Posted on June 14, 2016  (Last modified on December 27, 2022 )
4 minutes  • 738 words
This project uses these versions of languages, frameworks, and libraries.
  • clojure : 1.7
This tutorial may work with newer versions and possibly older versions, but has only been tested on the versions mentioned above.

Learning Clojure has been one of the most thought-provoking experiences of my life. Coming from a predominantly OOP background, it’s safe to say that it’s always been a bit of a challenge. Macro’s specifically, were a challenge that was hard for me to grasp, and I know cause a lot of pain points to new Clojuristas. To first understand a Macro, we must understand what a function does.

What is a function?

For the sake of this example – A function is a named procedure that tells a computer to do something (realistically, it’s a mapping between values that undergo a set sequence of instructions that transforms input into output, but that’s overkill for this example). A real life example is “taking out the trash.” When someone tells you to take out the trash, you know what steps you must take to make this happen. They can also provided more information (called arguments) to help you make a decision on which trash to take out – “Take out the bathroom trash.” Functions give us an easy way to refer to repeatable tasks, and computers treat them the same way.

What is a macro?

A macro, in the Clojure world, is effectively a function that operates upon code instead of values. A great real world example is telling someone to not take out the trash or not close the door. Take out the trash and close the door are functions, but not changes the meaning of those functions. In the case of a computer program, Macros change the execution of a function. A great example is this macro, called do-nothing.

(defmacro do-nothing
  "always returns nil"

We can call it like so…

(do-nothing (list 1 2 3))

Without the do-nothing call, this would return '(1 2 3), but since this macro is processed before the function is registered, we’re actually able to just return nil, like in the example above.

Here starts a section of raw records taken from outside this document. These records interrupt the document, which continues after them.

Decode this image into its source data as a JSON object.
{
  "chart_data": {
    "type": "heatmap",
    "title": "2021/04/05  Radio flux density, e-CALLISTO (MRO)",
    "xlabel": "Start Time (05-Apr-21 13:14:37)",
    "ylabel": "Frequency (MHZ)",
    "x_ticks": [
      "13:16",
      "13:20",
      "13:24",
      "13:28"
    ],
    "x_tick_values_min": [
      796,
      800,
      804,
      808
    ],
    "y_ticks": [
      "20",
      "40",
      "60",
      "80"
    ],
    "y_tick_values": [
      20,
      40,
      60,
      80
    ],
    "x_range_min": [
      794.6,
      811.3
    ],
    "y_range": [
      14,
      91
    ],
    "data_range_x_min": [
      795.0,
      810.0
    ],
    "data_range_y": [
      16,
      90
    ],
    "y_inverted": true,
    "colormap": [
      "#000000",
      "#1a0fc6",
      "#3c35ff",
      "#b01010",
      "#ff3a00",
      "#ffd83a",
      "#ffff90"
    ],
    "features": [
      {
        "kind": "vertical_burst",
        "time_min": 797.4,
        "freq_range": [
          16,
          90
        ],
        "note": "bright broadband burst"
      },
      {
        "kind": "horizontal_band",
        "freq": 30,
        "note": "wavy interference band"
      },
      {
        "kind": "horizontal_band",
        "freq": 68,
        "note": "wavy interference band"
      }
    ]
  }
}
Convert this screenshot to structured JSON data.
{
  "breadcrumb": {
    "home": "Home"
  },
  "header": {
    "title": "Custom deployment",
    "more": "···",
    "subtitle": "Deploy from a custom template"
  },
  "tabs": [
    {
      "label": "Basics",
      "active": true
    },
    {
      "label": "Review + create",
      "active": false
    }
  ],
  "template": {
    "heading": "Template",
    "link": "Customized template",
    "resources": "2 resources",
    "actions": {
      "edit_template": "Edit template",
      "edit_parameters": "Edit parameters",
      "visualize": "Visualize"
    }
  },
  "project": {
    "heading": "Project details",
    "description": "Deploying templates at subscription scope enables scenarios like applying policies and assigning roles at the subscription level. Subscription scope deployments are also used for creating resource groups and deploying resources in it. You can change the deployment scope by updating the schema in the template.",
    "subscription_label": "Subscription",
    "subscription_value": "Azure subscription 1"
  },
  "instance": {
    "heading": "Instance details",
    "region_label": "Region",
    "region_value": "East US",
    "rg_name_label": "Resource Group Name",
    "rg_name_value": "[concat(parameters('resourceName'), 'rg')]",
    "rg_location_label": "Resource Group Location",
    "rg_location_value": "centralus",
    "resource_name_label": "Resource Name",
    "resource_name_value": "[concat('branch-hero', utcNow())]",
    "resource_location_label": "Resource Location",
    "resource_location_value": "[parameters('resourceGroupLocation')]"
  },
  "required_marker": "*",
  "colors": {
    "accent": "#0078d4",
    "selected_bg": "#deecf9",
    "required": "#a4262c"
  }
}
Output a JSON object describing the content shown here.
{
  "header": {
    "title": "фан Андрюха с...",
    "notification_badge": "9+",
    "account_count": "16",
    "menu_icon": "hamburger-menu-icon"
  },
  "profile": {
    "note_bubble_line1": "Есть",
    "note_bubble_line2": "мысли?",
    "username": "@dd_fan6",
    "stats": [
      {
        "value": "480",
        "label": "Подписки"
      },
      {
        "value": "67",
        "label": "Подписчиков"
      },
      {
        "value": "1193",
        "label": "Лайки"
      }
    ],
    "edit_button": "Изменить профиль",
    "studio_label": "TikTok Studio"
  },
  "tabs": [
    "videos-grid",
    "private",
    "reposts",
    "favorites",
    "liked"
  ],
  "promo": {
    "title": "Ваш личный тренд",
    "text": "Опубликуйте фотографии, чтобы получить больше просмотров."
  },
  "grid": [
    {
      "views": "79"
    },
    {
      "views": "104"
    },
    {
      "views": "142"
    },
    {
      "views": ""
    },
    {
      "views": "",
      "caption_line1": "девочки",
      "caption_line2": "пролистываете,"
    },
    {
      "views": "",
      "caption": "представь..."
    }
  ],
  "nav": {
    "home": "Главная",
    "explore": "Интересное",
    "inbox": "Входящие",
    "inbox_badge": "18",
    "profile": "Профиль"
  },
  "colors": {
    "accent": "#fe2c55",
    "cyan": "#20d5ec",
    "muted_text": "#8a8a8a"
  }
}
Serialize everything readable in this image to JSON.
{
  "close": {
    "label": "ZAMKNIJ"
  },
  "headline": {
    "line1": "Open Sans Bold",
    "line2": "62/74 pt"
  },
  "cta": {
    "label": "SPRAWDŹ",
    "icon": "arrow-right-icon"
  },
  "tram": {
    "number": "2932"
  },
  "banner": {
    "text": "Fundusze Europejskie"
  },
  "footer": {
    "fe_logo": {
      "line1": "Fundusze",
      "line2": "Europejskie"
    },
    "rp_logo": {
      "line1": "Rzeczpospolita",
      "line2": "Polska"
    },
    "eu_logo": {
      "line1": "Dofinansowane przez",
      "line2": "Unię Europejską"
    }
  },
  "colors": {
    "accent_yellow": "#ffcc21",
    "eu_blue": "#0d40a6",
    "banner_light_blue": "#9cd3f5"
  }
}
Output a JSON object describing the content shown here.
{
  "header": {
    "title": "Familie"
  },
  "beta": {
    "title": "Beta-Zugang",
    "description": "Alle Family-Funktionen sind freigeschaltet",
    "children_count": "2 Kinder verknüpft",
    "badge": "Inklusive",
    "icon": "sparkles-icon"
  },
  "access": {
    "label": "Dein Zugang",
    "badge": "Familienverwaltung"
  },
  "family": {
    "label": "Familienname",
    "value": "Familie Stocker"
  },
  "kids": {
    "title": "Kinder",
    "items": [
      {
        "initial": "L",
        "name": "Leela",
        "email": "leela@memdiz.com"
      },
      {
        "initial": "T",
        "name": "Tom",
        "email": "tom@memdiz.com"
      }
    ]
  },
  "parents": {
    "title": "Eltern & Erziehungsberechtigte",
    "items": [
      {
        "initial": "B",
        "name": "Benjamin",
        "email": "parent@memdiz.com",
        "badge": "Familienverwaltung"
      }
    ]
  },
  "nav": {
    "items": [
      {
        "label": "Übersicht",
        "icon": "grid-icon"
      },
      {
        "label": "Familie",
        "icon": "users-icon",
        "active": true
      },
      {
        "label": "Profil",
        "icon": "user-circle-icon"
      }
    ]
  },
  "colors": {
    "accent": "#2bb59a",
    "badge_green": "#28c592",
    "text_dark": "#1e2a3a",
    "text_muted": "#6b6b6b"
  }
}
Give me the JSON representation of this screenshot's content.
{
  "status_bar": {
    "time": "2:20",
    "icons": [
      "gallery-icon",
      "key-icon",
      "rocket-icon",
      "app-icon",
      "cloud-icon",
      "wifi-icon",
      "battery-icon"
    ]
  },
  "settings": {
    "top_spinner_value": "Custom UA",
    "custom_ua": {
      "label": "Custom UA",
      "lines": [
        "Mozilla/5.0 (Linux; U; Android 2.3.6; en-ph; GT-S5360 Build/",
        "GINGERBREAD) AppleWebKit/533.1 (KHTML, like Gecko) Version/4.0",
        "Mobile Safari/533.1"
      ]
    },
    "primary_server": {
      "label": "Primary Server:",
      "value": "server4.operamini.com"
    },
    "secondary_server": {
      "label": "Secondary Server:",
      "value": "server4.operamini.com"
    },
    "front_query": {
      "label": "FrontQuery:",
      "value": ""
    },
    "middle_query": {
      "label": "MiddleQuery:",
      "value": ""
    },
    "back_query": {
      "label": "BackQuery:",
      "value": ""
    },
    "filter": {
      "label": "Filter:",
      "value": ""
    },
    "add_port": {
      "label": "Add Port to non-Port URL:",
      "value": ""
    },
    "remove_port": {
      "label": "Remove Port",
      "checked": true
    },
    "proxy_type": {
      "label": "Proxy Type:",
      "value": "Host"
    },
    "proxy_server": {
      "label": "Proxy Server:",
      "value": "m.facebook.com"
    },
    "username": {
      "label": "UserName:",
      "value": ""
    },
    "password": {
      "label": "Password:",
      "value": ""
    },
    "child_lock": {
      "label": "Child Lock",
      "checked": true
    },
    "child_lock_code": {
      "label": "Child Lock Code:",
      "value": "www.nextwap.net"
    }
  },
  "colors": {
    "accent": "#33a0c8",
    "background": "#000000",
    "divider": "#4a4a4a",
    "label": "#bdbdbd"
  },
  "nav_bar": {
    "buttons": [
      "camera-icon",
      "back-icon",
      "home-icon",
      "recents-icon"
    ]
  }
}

It’s important to keep in mind that the macros return value is executed in place of the Macro and its arguments, when the code is actually ran. That being said, using the do-nothing macro is roughly the same as just using nil, because of what the macro does.

A more interesting example

Most Clojure macros are written to manipulate a list of data and your code often expects a list to be returned from your Macros. An important tool for this is a macro called syntax quoting and it’s the backtick. That’s right, the backtick. Check out this Macro that uses the syntax quoting.

(defmacro do-second [f] `(rest ~f))

(do-second (println (list 1 2 3)))
$> (1 2 3)

Notice the backtick and the tilde. The backtick says, “I’m going to syntax quote everything unless told otherwise”, the tilde says “I’m telling you otherwise for this next item”. The backtick fully resolves all function names (core/rest in this case), which makes it valid in this context. Then, we use the unquote macro (~) to tell our code to “Use the parameter F, not a fully qualified version of the F symbol”. F, in this case, is (println (list 1 2 3)). Rest gives us everything but the first element, so we skip the println and evaluate the (list 1 2 3) bit.

Macro Expansion

Clojure has a great macro (look at that! A macro for dealing with macros) for helping you learn more about the macros you’re running. It’s called macroexpand. Let’s use it on our previous example.

(macroexpand '(do-second (println (list 1 2 3))))
$> (clojure.core/rest (println (list 1 2 3)))

You can see that the result is the code that our macro runs to generate our return value. You’ll also notice that the rest call is fully qualified. This lets us know exactly what our macro is doing to our code.

This tool can be extremely powerful in figuring out what exactly a macro does under the hood, and can be used with your REPL to really dig into the language.

Macros, a core piece of Clojure

One of the most interesting pieces of macros, in my opinion, is how much of the core language is written with them. if-let, or, and even ->> are actually Clojure Macros. Dig into Clojure yourself and see if you can find any interesting parts of the language that you didn’t expect to be macros. Also, feel free to share any interesting macros you have below in the comment section!